Justin Law managing director FWCA

The shock announcement by the Western Australia Labor Government to end native timber harvesting in the state in just two years shows complete lack of understanding of forestry. Forest & Wood Communities Australia said today it was unfathomable how any government can ignore Intergovernmental Panel on Climate Change advice that forest management was an important tool to reduce and sequester carbon. Source: Timberbiz

“Reading through the announcement is a bewildering exercise in frustration that people put in charge of such an important resource literally can’t see the forest for the trees,” FWCA Managing Director Justin Law said.

“Climate Action Minister Amber Jade Sanderson even categorised sustainable forest management, which sees a tiny fraction of WA’s native forest is harvested and regenerated under the most stringent restrictions of anywhere in the world, as deforestation!

“How can someone with such an important portfolio be so completely ignorant of the facts. And the eco-fantasy that tourism will somehow replace the socio-economic value of forestry in WA ignores its failure in every regional area where it was promised.

“Our beautiful, sustainably managed forests in the south-west are already magnets for tourists and continue to supply renewable and highly valued hardwood from the small fraction of the forest that is harvested each year.

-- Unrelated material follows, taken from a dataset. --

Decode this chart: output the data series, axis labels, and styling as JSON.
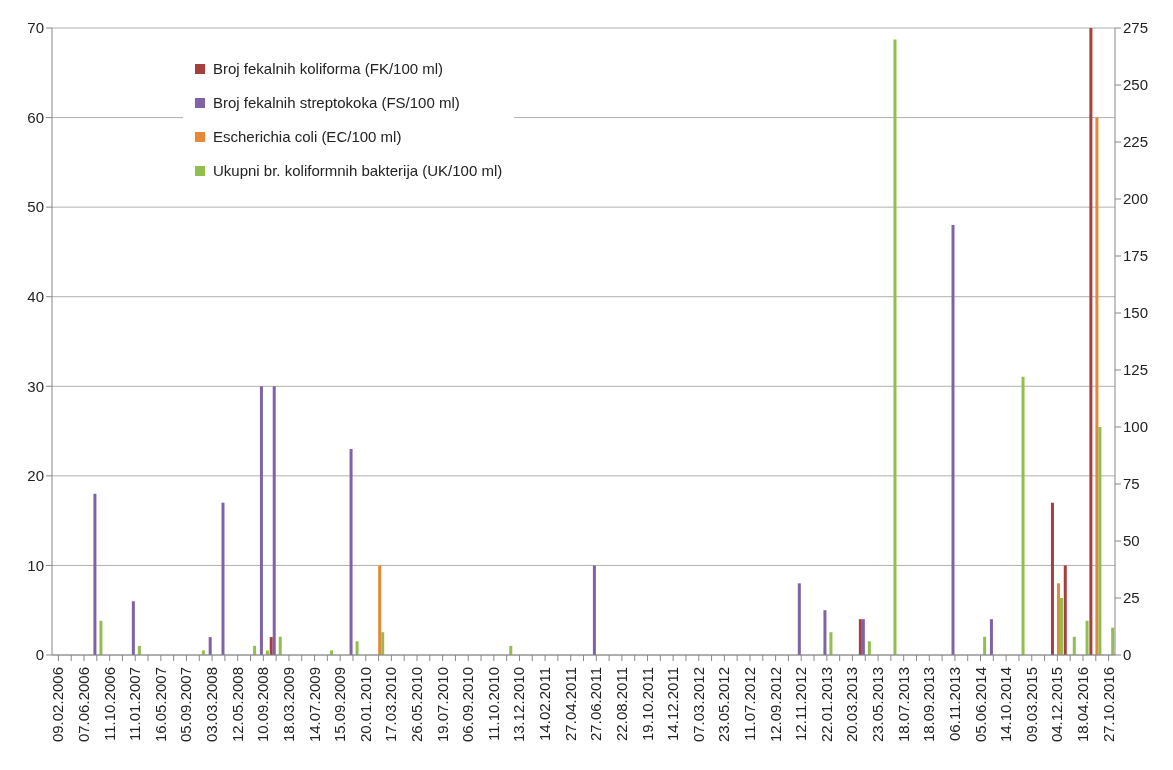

Are they suggesting that the great majority of the forest which is not available for timber harvesting cannot sustain tourism?”

Mr Law said the decision is purely political and highlights Labor’s continuing and disappointing departure away from looking after the working classes to effectively becoming a rebadged Greens party.

“The fact is there is no rational or scientific justification for this decision and is another example of the insidious influence environmental activists have gained through the Labor Environment Action Network (LEAN)” he said.

“Labor has shown in Queensland, Victoria and now WA that it is prepared to ignore credible science and spend regional jobs on inner-city votes as it succumbs to green activism,” he said.

“Sadly, this trend has persisted for decades and continues to push our reliance onto imported timber and less environmentally friendly material such as concrete, steel and plastic.

“But the biggest tragedy is in the regional towns were shops close, sporting teams fold and once thriving communities wonder when the ‘tourism windfall’ is going to come their way to save them.”

Mr Law said it was time people stood up against the activism which has taken control of the native forestry narrative.

“People in forest communities cannot sit back and hope governments will protect them from activism which trades on outrage to create powerful lobbies,” he said.

“We see activism in politics, the media and academia and it is destroying a sustainable industry which the IPCC has officially recognised as our best chance.

“Unless everyone who is affected by disastrous decisions such as the one made in WA today stands together, activism will win.”